Pétrole d’après Pier Paolo Pasolini, adaptation et mise en scène de Sylvain Creuzevault © Jean-Louis Fernandez

Les Prix du Syndicat de la critique prennent cette année une résonance particulière. Leur palmarès dessine le portrait d’un théâtre qui regarde le monde en face et refuse les aveuglements de son temps. Le Grand Prix attribué à Pétrole, adapté par Sylvain Creuzevault à partir de l’œuvre testamentaire de Pier Paolo Pasolini, en est le symbole le plus éclatant. Dans cette plongée au cœur du pouvoir, de la corruption et des dérives autoritaires, résonnent les inquiétudes qui travaillent nos démocraties. Le poète italien dénonçait déjà un monde où l’argent, la violence et le fascisme finissent par tout contaminer. Que cette œuvre inachevée trouve aujourd’hui une telle actualité sur nos scènes dit quelque chose d’essentiel sur l’époque que nous traversons.

Cette attention aux secousses de l’Histoire traverse l’ensemble du palmarès.
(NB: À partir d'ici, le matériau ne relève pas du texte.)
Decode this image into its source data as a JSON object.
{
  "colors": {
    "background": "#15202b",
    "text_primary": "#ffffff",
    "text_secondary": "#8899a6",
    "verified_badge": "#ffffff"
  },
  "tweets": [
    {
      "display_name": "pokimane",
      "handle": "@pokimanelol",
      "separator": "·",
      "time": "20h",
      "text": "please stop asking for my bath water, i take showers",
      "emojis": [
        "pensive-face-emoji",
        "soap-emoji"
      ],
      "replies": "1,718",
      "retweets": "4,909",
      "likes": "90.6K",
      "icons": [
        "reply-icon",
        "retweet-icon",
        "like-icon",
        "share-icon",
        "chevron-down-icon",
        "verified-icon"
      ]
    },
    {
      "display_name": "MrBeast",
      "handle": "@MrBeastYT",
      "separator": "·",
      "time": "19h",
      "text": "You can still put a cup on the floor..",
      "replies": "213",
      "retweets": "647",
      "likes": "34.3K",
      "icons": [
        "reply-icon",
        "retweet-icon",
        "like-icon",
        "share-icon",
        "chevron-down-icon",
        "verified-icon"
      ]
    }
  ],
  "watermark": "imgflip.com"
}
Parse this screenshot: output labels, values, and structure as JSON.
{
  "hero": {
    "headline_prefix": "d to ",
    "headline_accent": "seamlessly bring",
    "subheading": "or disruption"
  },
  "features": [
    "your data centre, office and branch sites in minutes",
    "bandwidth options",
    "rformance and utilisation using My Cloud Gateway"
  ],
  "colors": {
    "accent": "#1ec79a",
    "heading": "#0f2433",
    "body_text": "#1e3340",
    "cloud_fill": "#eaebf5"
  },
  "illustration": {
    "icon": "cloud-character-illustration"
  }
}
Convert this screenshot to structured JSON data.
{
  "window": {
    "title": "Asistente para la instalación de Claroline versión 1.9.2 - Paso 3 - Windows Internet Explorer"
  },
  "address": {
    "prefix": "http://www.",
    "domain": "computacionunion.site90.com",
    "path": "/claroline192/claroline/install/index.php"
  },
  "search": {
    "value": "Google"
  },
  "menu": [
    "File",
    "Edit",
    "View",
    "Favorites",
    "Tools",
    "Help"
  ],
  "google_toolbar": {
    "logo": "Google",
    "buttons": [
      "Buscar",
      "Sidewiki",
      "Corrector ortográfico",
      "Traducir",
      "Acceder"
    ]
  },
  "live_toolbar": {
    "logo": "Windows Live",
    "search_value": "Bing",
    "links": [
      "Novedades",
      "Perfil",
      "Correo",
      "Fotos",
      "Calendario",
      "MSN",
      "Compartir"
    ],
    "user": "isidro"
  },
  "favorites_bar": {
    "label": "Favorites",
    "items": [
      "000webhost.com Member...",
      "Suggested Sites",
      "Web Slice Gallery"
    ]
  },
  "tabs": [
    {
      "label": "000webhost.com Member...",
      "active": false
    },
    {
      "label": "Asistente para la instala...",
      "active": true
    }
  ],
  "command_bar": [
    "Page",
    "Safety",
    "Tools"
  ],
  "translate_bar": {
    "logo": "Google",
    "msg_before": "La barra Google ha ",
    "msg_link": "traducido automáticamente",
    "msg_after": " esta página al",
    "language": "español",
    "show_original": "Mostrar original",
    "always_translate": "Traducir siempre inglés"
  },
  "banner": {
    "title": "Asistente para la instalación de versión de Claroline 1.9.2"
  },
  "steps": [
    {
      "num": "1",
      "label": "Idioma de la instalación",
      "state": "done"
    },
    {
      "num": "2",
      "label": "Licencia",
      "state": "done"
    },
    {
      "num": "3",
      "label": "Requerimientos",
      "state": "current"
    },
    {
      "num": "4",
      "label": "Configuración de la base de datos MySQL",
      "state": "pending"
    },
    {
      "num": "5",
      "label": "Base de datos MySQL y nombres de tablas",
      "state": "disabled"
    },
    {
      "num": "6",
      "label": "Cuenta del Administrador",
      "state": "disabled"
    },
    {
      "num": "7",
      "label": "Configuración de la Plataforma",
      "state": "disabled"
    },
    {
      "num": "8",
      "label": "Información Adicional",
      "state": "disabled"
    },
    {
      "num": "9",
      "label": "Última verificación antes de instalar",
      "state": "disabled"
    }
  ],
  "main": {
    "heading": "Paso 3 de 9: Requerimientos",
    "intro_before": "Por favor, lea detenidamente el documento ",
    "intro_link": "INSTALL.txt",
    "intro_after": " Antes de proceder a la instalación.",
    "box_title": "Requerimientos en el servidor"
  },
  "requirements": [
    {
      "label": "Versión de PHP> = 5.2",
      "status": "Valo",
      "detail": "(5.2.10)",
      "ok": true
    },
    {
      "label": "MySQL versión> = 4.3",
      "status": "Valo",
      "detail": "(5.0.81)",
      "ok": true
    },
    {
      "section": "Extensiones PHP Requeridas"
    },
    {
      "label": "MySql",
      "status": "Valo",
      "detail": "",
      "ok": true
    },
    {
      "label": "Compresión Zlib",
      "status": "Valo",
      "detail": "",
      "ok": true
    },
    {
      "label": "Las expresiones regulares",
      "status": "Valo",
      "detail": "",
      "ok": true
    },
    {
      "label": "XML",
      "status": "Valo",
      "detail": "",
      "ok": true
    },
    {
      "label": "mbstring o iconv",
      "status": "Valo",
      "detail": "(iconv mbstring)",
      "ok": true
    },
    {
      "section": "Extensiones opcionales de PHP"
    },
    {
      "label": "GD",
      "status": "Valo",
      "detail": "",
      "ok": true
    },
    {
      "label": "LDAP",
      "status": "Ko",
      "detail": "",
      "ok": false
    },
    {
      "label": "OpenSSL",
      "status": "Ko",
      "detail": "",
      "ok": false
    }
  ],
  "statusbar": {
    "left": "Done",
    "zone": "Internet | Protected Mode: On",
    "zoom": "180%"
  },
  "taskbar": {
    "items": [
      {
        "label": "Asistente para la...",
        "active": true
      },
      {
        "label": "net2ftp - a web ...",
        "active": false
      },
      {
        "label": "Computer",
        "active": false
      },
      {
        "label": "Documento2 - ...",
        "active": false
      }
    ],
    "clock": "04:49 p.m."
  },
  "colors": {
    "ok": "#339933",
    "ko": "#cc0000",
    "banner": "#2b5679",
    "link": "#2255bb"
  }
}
La Maison de Bernarda Alba, Prix Georges-Lerminier (Meilleur spectacle théâtral créé en province), permet à Thibaud Croisy de restituer toute la force du dernier chef-d’œuvre de Federico García Lorca.

Derrière ses murs où les désirs s’éteignent se dessinent les prémices du franquisme et des oppressions qui hantent encore nos sociétés. Eddy d’Aranjo, Prix de la meilleure création en langue française, convoque Œdipe Roi pour interroger l’inceste et les violences tues. Yes Daddy de Bashar Murkus et Khulood Basel, présenté dans le cadre du dernier Festival d’Avignon, consacré aux langues arabes, Prix du meilleur spectacle étranger, affirme quant à lui l’importance des voix palestiniennes dans le dialogue artistique contem porain, quoi qu’en dise certains édiles. Sharif Andoura, Prix du meilleur comédien, impressionne dans Pétrole par une présence rare et habitée. Suzanne de Baecque, meilleure comédienne, bouleverse dans Mémoire de fille en incarnant les mots d’Annie Ernaux avec une intensité remarquable. L’actrice, révélation en 2022, donne à entendre ce texte hautement féministe sur l’apprentissage douloureux de la sexualité. La mémoire est l’un des fils rouges de cette saison.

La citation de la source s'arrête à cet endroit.